Sukses

Pengamat: Ketimbang KCI Diakuisisi, Lebih Baik Pemerintah Optimalkan BPTJ

Integrasi PT MRT Jakarta dengan PT Kereta Commuter Indonesia (KCI) bisa dilakukan tanpa harus melalui akuisisi.

Liputan6.com, Jakarta - Integrasi PT MRT Jakarta dengan PT Kereta Commuter Indonesia (KCI) bisa dilakukan tanpa harus melalui akuisisi. Salah satu caranya dengan memaksimalkan kinerja Badan Pengelola Transportasi Jabodetabek (BPTJ).

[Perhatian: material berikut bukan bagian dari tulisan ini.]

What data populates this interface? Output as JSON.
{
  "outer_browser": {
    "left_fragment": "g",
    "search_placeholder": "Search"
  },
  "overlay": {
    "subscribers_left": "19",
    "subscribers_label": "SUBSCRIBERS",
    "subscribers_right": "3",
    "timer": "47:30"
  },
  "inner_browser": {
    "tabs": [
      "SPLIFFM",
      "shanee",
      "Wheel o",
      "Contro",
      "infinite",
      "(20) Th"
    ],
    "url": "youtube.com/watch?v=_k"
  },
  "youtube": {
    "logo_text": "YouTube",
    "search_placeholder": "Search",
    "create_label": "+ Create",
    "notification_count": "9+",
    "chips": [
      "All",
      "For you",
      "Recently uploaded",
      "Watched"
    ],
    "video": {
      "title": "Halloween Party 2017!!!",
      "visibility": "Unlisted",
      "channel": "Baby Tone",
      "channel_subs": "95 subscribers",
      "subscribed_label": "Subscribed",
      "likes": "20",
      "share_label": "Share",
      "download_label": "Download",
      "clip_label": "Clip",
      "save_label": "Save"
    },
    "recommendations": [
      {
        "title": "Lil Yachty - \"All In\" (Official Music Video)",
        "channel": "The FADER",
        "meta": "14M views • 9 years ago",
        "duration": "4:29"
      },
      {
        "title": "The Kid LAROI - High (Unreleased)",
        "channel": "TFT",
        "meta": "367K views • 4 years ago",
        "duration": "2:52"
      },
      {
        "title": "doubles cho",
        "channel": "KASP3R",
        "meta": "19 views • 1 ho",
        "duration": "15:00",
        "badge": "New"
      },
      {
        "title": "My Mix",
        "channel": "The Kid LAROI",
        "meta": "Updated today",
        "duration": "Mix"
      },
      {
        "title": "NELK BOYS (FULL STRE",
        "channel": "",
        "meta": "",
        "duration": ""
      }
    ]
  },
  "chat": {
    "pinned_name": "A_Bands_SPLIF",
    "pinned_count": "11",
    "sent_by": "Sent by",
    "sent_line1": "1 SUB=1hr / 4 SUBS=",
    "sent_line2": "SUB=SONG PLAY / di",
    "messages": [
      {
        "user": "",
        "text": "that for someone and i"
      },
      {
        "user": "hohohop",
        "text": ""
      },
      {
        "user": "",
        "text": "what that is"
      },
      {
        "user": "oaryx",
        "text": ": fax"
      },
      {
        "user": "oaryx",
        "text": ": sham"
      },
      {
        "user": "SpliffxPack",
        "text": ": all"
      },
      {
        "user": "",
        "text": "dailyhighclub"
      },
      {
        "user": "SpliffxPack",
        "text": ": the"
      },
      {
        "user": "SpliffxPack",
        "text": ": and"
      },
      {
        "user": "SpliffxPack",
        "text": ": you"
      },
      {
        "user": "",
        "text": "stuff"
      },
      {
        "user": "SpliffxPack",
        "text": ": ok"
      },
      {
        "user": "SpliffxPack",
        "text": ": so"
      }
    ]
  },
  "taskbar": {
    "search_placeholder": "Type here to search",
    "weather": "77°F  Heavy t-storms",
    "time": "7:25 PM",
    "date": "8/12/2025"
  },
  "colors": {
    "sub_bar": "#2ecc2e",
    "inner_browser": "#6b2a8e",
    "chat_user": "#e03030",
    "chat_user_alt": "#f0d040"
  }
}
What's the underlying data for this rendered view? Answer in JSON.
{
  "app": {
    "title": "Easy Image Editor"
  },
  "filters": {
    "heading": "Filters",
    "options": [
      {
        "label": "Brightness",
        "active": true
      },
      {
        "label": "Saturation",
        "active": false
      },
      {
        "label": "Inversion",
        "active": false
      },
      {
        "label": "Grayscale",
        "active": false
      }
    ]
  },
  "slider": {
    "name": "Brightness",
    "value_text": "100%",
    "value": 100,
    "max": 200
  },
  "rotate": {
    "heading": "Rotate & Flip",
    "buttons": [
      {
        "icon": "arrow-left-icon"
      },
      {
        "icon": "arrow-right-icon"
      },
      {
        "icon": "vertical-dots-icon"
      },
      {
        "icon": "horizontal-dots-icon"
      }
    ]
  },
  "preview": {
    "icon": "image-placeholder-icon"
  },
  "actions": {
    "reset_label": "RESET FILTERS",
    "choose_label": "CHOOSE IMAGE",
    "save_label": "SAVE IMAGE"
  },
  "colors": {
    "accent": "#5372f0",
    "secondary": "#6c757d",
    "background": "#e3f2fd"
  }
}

Pengamat Kebijakan Publik, Agus Pambagio, menilai peran BPTJ sebagai regulator sebenarnya cukup bisa untuk mengintegrasikan transportasi di Jabodetabek. Sayangnya, BPTJ sebagai regulator tidak bisa beroperasi penuh.

"BPTJ ini dibentuk berdasarkan Perpres sebagai regulator di Jabodetabek, tapi gagal. BPTJ tidak bisa berfungsi penuh karena ada beberapa hal yang harus dibereskan terlebih dahulu," kata Agus dalam diskusi nasional Serikat Pekerja Kereta Api pada Rabu (20/1/2021).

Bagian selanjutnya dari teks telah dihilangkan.